When sunlight goes wild on a late afternoon heading east through Oregon’s John Day Valley, the horizon blackens in the held fury of the storm ahead.  In the slant of golden light is the awakening of present beauty, sharpened by the looming clouds above and the promise of impending rain.

Each color ravishes your senses. The yellow of leafless willow trees billowing skyward sails into your eyes. The scarlet of red osier dogwoods flings cherries into your startled open mouth. The white of crisscrossing telephone wires stitches your skin and the green of junipers gins your taste buds.

Early April in eastern Oregon is the time of flowing sap, buds like clasped prayer hands, of biscuit roots pressing first leaves upwards from thawing soil, of greening bunchgrass, of calves trotting after mama cows in valley pastures by flooding rivers, and  of pronghorn, mule deer and elk feasting on all that is green and growing after a long winter.

It’s the time of winnowing snipe playing tail feather music in air scented in sagebrush, of meadowlarks belting out break-your-heart arias from fence posts, and courting kingfishers ensnaring your soul with every staccato call played upon wilderness-fed waters.

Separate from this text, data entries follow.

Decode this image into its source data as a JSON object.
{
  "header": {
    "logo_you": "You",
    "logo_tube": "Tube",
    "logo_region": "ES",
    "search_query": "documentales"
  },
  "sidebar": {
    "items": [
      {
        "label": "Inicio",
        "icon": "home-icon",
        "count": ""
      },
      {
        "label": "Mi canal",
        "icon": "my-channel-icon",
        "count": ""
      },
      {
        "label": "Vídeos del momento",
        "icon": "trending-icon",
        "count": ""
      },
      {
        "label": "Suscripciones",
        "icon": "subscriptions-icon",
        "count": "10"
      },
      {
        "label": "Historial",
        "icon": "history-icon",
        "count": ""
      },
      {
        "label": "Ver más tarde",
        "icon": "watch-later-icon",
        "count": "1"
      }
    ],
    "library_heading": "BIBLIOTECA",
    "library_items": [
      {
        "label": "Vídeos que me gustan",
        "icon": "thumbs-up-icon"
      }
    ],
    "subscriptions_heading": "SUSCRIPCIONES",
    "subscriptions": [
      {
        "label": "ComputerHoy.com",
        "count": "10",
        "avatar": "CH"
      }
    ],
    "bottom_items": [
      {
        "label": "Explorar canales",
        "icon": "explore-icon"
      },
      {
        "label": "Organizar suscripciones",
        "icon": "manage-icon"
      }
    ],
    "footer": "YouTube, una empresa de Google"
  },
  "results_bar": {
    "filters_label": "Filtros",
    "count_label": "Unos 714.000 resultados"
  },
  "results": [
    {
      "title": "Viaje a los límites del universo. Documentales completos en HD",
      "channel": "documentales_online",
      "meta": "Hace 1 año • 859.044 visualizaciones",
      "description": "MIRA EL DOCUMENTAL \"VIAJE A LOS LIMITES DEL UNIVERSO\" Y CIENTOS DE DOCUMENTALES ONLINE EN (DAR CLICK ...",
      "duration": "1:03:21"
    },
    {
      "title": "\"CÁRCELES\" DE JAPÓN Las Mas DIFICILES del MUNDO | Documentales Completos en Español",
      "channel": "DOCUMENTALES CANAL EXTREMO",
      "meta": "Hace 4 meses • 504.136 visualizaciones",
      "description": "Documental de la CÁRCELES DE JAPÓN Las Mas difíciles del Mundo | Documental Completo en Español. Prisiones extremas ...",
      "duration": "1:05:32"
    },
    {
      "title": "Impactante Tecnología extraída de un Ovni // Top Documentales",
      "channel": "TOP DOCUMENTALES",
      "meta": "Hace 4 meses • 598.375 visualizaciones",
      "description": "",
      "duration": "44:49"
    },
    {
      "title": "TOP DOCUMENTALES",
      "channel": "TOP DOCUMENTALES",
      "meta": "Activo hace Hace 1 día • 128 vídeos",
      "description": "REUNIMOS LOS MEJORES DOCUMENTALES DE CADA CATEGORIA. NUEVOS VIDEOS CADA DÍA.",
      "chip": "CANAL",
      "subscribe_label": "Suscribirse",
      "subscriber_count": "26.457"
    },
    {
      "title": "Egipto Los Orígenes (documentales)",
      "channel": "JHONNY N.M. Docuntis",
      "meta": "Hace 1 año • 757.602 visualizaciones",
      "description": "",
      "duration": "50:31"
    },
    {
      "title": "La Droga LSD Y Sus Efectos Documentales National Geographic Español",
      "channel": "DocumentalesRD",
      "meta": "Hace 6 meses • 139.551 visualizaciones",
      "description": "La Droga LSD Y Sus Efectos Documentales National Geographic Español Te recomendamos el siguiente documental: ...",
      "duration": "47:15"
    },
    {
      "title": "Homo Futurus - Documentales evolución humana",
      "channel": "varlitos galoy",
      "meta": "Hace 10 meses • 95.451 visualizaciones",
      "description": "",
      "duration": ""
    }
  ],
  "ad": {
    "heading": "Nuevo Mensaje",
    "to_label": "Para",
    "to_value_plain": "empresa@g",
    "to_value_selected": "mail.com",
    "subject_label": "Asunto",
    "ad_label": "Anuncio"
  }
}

Wild sunlight accentuates the spring like a lover’s long lingering kiss.  Wrapped in a wild embrace of colors, your whole body cries out–stay!  Instead, you keep forging east toward the  forbidding clouds anticipating  the downpour that quenches desire.

That’s when another facet of wild sunlight dazzles its jeweled self.   The air fills with raindrops. The sunlight reflects and refracts and reveals its wildest self in the rainbow on the other side of Prairie City.